Pluspunkt bei Mitarbeitersuche
Und die Vier-Tage-Woche bringt einen weiteren Bonus, der gerade heute besonders wichtig ist: Sie macht das Unternehmen attraktiver für Jobsuchende. „Heute ist es für uns wesentlich einfacher, MitarbeiterInnen und vor allem Lehrlinge zu finden“, so Leidinger. „Letztere gehen erfahrungsgemäß gerne in die Industrie, weil es dort höhere Löhne gibt. Seitdem wir die Vier-Tage-Woche eingeführt haben, können wir unsere Lehrlinge aussuchen.“

„Bin motivierter“
„Ich finde die Vier-Tage-Woche sehr gut, weil man nach einem langen Wochenende am Montag einfach entspannter und motivierter zur Arbeit kommt. Private Termine und Erledigungen können wir auf Freitag legen und wir sparen zudem Sprit und Geld, wenn wir am Freitag nicht mit dem Auto zur Arbeit fahren.“ Ana Brugger, Lehrling in der Køje-Manufaktur

„Individuelle Lösung“
„Als junger Familienvater gibt mir die Vier-Tage-Woche mehr Freiräume im Alltag mit zwei kleinen Kindern.
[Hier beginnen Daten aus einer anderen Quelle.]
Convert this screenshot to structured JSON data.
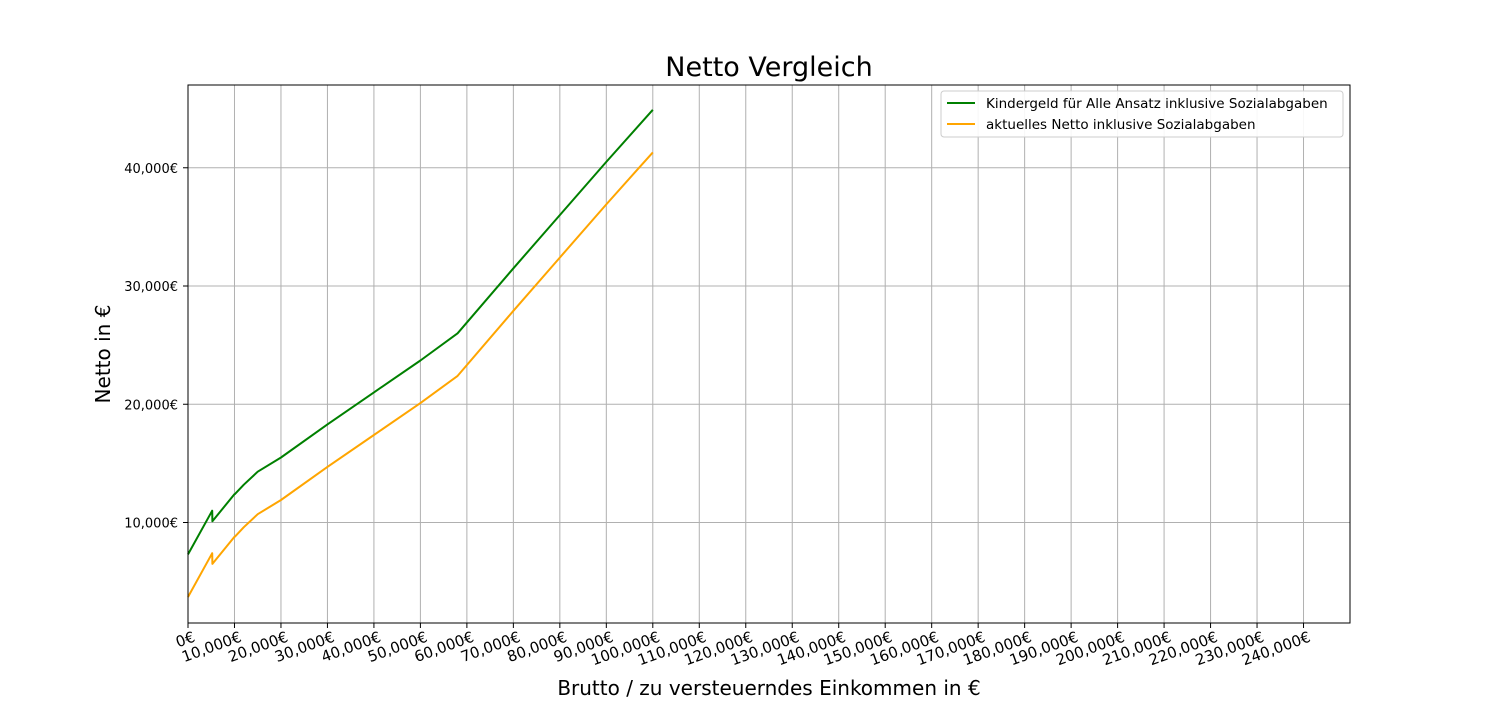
{
  "chart_data": {
    "type": "line",
    "title": "Netto Vergleich",
    "xlabel": "Brutto / zu versteuerndes Einkommen in €",
    "ylabel": "Netto in €",
    "xlim": [
      0,
      250000
    ],
    "ylim": [
      1500,
      47000
    ],
    "grid": true,
    "legend_position": "top-right",
    "x_ticks": [
      0,
      10000,
      20000,
      30000,
      40000,
      50000,
      60000,
      70000,
      80000,
      90000,
      100000,
      110000,
      120000,
      130000,
      140000,
      150000,
      160000,
      170000,
      180000,
      190000,
      200000,
      210000,
      220000,
      230000,
      240000
    ],
    "x_tick_labels": [
      "0€",
      "10,000€",
      "20,000€",
      "30,000€",
      "40,000€",
      "50,000€",
      "60,000€",
      "70,000€",
      "80,000€",
      "90,000€",
      "100,000€",
      "110,000€",
      "120,000€",
      "130,000€",
      "140,000€",
      "150,000€",
      "160,000€",
      "170,000€",
      "180,000€",
      "190,000€",
      "200,000€",
      "210,000€",
      "220,000€",
      "230,000€",
      "240,000€"
    ],
    "y_ticks": [
      10000,
      20000,
      30000,
      40000
    ],
    "y_tick_labels": [
      "10,000€",
      "20,000€",
      "30,000€",
      "40,000€"
    ],
    "series": [
      {
        "name": "Kindergeld für Alle Ansatz inklusive Sozialabgaben",
        "color": "#008000",
        "x": [
          0,
          5200,
          5250,
          10000,
          10100,
          12000,
          15000,
          20000,
          30000,
          40000,
          50000,
          58000,
          70000,
          80000,
          90000,
          100000
        ],
        "y": [
          7300,
          11000,
          10100,
          12400,
          12400,
          13200,
          14300,
          15500,
          18300,
          21000,
          23700,
          26000,
          31500,
          36000,
          40500,
          44900
        ]
      },
      {
        "name": "aktuelles Netto inklusive Sozialabgaben",
        "color": "#ffa500",
        "x": [
          0,
          5200,
          5250,
          10000,
          10100,
          12000,
          15000,
          20000,
          30000,
          40000,
          50000,
          58000,
          70000,
          80000,
          90000,
          100000
        ],
        "y": [
          3700,
          7400,
          6500,
          8800,
          8800,
          9600,
          10700,
          11900,
          14700,
          17400,
          20100,
          22400,
          27900,
          32400,
          36900,
          41300
        ]
      }
    ]
  }
}
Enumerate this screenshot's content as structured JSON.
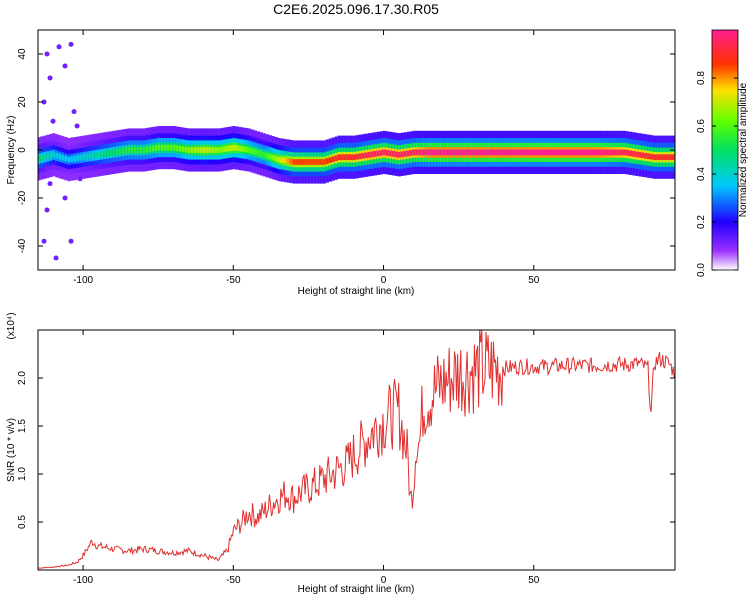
{
  "chart_data": [
    {
      "type": "heatmap",
      "title": "C2E6.2025.096.17.30.R05",
      "xlabel": "Height of straight line (km)",
      "ylabel": "Frequency (Hz)",
      "xlim": [
        -115,
        97
      ],
      "ylim": [
        -50,
        50
      ],
      "xticks": [
        -100,
        -50,
        0,
        50
      ],
      "yticks": [
        -40,
        -20,
        0,
        20,
        40
      ],
      "colorbar": {
        "label": "Normalized spectral amplitude",
        "range": [
          0,
          1
        ],
        "ticks": [
          0.0,
          0.2,
          0.4,
          0.6,
          0.8
        ],
        "colormap": "rainbow (violet-blue-cyan-green-yellow-red-magenta)"
      },
      "ridge": {
        "x": [
          -113,
          -110,
          -105,
          -100,
          -95,
          -90,
          -85,
          -80,
          -75,
          -70,
          -65,
          -60,
          -55,
          -50,
          -45,
          -40,
          -35,
          -30,
          -25,
          -20,
          -15,
          -10,
          -5,
          0,
          5,
          10,
          15,
          20,
          30,
          40,
          50,
          60,
          70,
          80,
          90,
          95
        ],
        "frequency_hz": [
          -3,
          -2,
          -4,
          -3,
          -2,
          -1,
          0,
          0,
          1,
          1,
          0,
          0,
          0,
          1,
          0,
          -2,
          -4,
          -5,
          -5,
          -5,
          -3,
          -3,
          -2,
          -1,
          -2,
          -1,
          -1,
          -1,
          -1,
          -1,
          -1,
          -1,
          -1,
          -1,
          -3,
          -3
        ],
        "amplitude": [
          0.45,
          0.4,
          0.35,
          0.4,
          0.45,
          0.5,
          0.55,
          0.55,
          0.6,
          0.6,
          0.65,
          0.7,
          0.65,
          0.7,
          0.6,
          0.55,
          0.7,
          0.85,
          0.85,
          0.85,
          0.9,
          0.9,
          0.95,
          0.95,
          0.95,
          0.95,
          1.0,
          1.0,
          1.0,
          1.0,
          1.0,
          1.0,
          1.0,
          0.95,
          0.9,
          0.9
        ]
      }
    },
    {
      "type": "line",
      "xlabel": "Height of straight line (km)",
      "ylabel": "SNR (10 * v/v)",
      "multiplier": "(x10⁴)",
      "xlim": [
        -115,
        97
      ],
      "ylim": [
        0,
        2.5
      ],
      "xticks": [
        -100,
        -50,
        0,
        50
      ],
      "yticks": [
        0.5,
        1.0,
        1.5,
        2.0
      ],
      "color": "#e03030",
      "series": [
        {
          "x": [
            -115,
            -110,
            -105,
            -102,
            -100,
            -97,
            -95,
            -90,
            -85,
            -80,
            -75,
            -70,
            -65,
            -60,
            -55,
            -52,
            -50,
            -47,
            -45,
            -42,
            -40,
            -37,
            -35,
            -32,
            -30,
            -28,
            -25,
            -22,
            -20,
            -17,
            -15,
            -12,
            -10,
            -7,
            -5,
            -2,
            0,
            2,
            5,
            8,
            9,
            10,
            11,
            12,
            13,
            15,
            18,
            20,
            25,
            30,
            35,
            40,
            45,
            50,
            55,
            60,
            65,
            70,
            75,
            80,
            85,
            88,
            89,
            90,
            92,
            95,
            97
          ],
          "y": [
            0.02,
            0.03,
            0.05,
            0.08,
            0.15,
            0.3,
            0.25,
            0.22,
            0.2,
            0.22,
            0.2,
            0.18,
            0.2,
            0.15,
            0.1,
            0.2,
            0.4,
            0.5,
            0.6,
            0.55,
            0.6,
            0.7,
            0.75,
            0.8,
            0.75,
            0.8,
            0.85,
            0.9,
            0.95,
            1.0,
            1.05,
            1.1,
            1.2,
            1.3,
            1.4,
            1.5,
            1.55,
            1.6,
            1.65,
            1.2,
            0.7,
            0.9,
            1.4,
            1.3,
            1.7,
            1.8,
            1.9,
            1.95,
            2.05,
            2.08,
            2.1,
            2.1,
            2.12,
            2.12,
            2.12,
            2.13,
            2.13,
            2.13,
            2.14,
            2.14,
            2.15,
            2.1,
            1.6,
            2.15,
            2.2,
            2.15,
            2.05
          ]
        }
      ]
    }
  ]
}
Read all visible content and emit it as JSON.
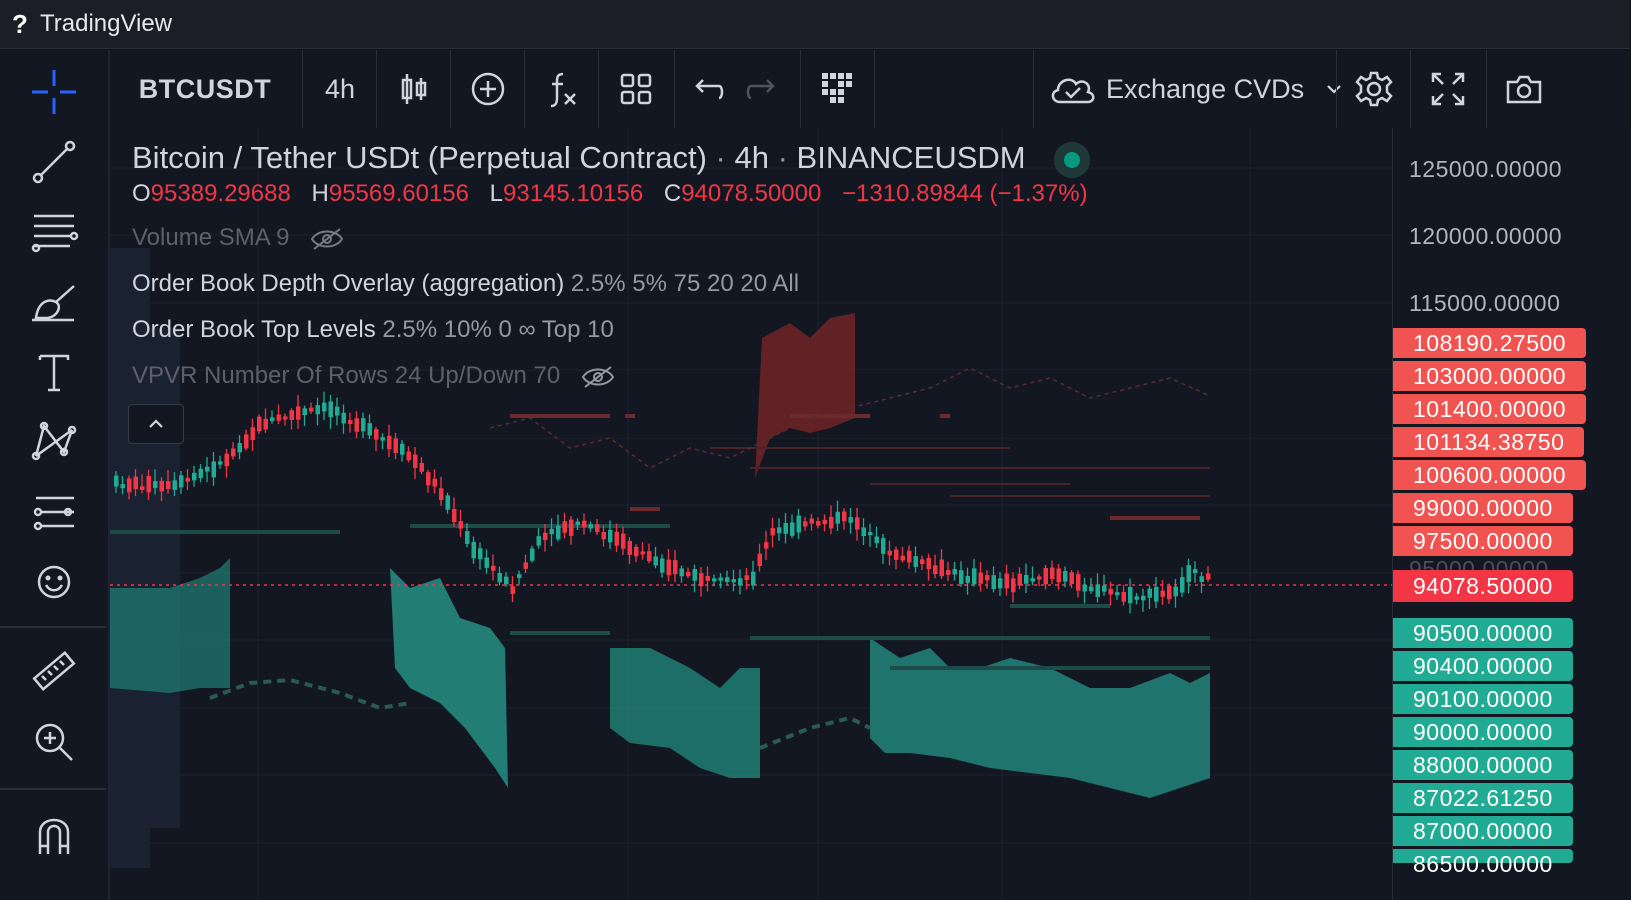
{
  "window": {
    "help_glyph": "?",
    "title": "TradingView"
  },
  "left_toolbar": {
    "tools": [
      "crosshair-icon",
      "trend-line-icon",
      "fib-retracement-icon",
      "brush-icon",
      "text-icon",
      "pattern-icon",
      "prediction-icon",
      "emoji-icon",
      "ruler-icon",
      "zoom-in-icon",
      "magnet-icon"
    ]
  },
  "top_toolbar": {
    "symbol": "BTCUSDT",
    "interval": "4h",
    "indicators_label": "Exchange CVDs"
  },
  "chart": {
    "title": "Bitcoin / Tether USDt (Perpetual Contract)",
    "sep": "·",
    "interval": "4h",
    "exchange": "BINANCEUSDM",
    "ohlc": {
      "o_key": "O",
      "o": "95389.29688",
      "h_key": "H",
      "h": "95569.60156",
      "l_key": "L",
      "l": "93145.10156",
      "c_key": "C",
      "c": "94078.50000",
      "change": "−1310.89844 (−1.37%)"
    },
    "studies": [
      {
        "name": "Volume SMA 9",
        "args": "",
        "hidden": true
      },
      {
        "name": "Order Book Depth Overlay (aggregation)",
        "args": "2.5% 5% 75 20 20 All",
        "hidden": false
      },
      {
        "name": "Order Book Top Levels",
        "args": "2.5% 10% 0 ∞ Top 10",
        "hidden": false
      },
      {
        "name": "VPVR Number Of Rows 24 Up/Down 70",
        "args": "",
        "hidden": true
      }
    ]
  },
  "price_scale": {
    "ticks": [
      "125000.00000",
      "120000.00000",
      "115000.00000"
    ],
    "ask_levels": [
      "108190.27500",
      "103000.00000",
      "101400.00000",
      "101134.38750",
      "100600.00000",
      "99000.00000",
      "97500.00000"
    ],
    "partial_tick": "95000.00000",
    "last_price": "94078.50000",
    "bid_levels": [
      "90500.00000",
      "90400.00000",
      "90100.00000",
      "90000.00000",
      "88000.00000",
      "87022.61250",
      "87000.00000",
      "86500.00000"
    ]
  },
  "colors": {
    "up": "#22ab94",
    "down": "#f23645",
    "background": "#131722",
    "ask_label": "#f05350",
    "bid_label": "#22ab94"
  }
}
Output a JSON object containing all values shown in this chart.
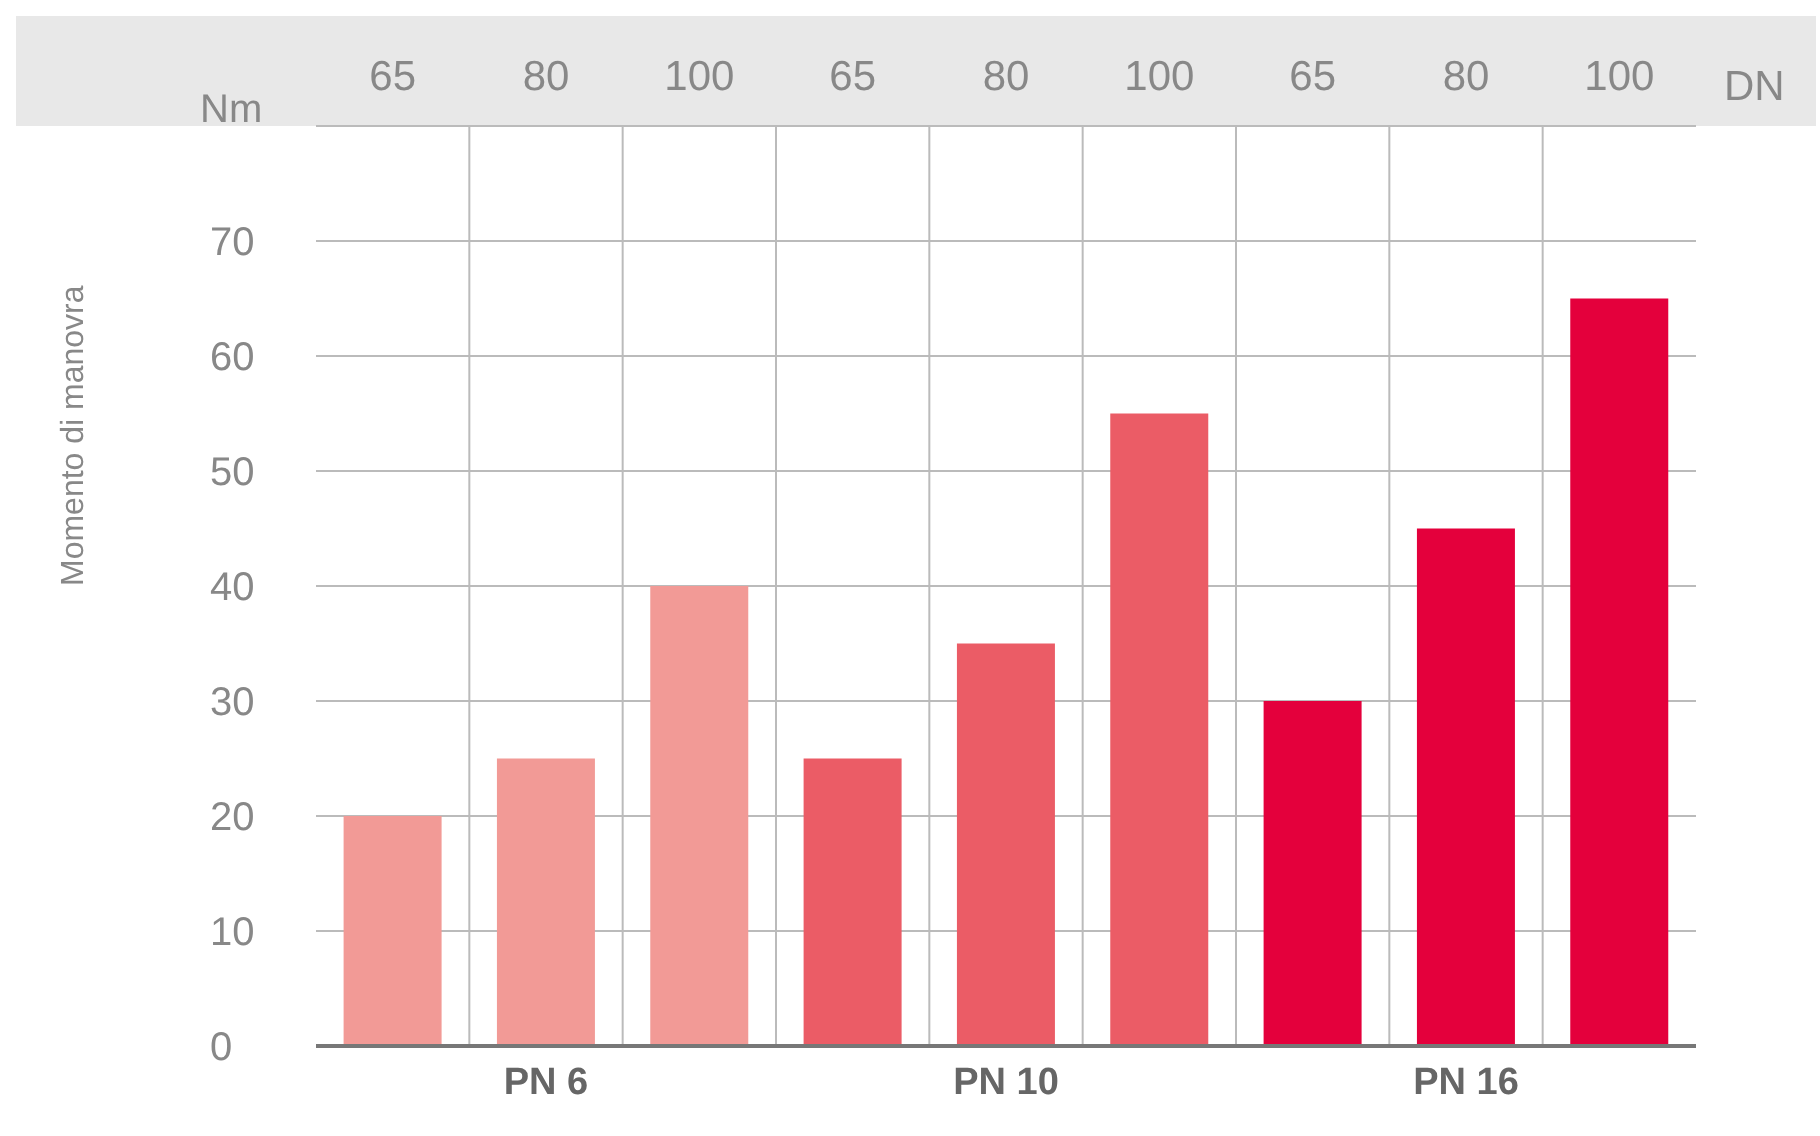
{
  "chart_data": {
    "type": "bar",
    "ylabel": "Momento di manovra",
    "xlabel": "DN",
    "annotations": [
      "Nm"
    ],
    "categories": [
      "65",
      "80",
      "100",
      "65",
      "80",
      "100",
      "65",
      "80",
      "100"
    ],
    "series": [
      {
        "name": "PN 6",
        "color": "#f29a96",
        "values": [
          20,
          25,
          40,
          null,
          null,
          null,
          null,
          null,
          null
        ]
      },
      {
        "name": "PN 10",
        "color": "#eb5c66",
        "values": [
          null,
          null,
          null,
          25,
          35,
          55,
          null,
          null,
          null
        ]
      },
      {
        "name": "PN 16",
        "color": "#e4003c",
        "values": [
          null,
          null,
          null,
          null,
          null,
          null,
          30,
          45,
          65
        ]
      }
    ],
    "ylim": [
      0,
      80
    ],
    "yticks": [
      0,
      10,
      20,
      30,
      40,
      50,
      60,
      70
    ],
    "grid": true
  }
}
Ich persönlich profitiere zusätzlich von einer individuellen Lösung: Mein freier Tag ist am Mittwoch, dafür arbeite ich freitags. Somit bin ich privat noch flexibler und das Køje-Büro ist auch am Freitag besetzt.“ Julian Rojas, Planung & Entwicklung bei der Køje
(WANN & WO)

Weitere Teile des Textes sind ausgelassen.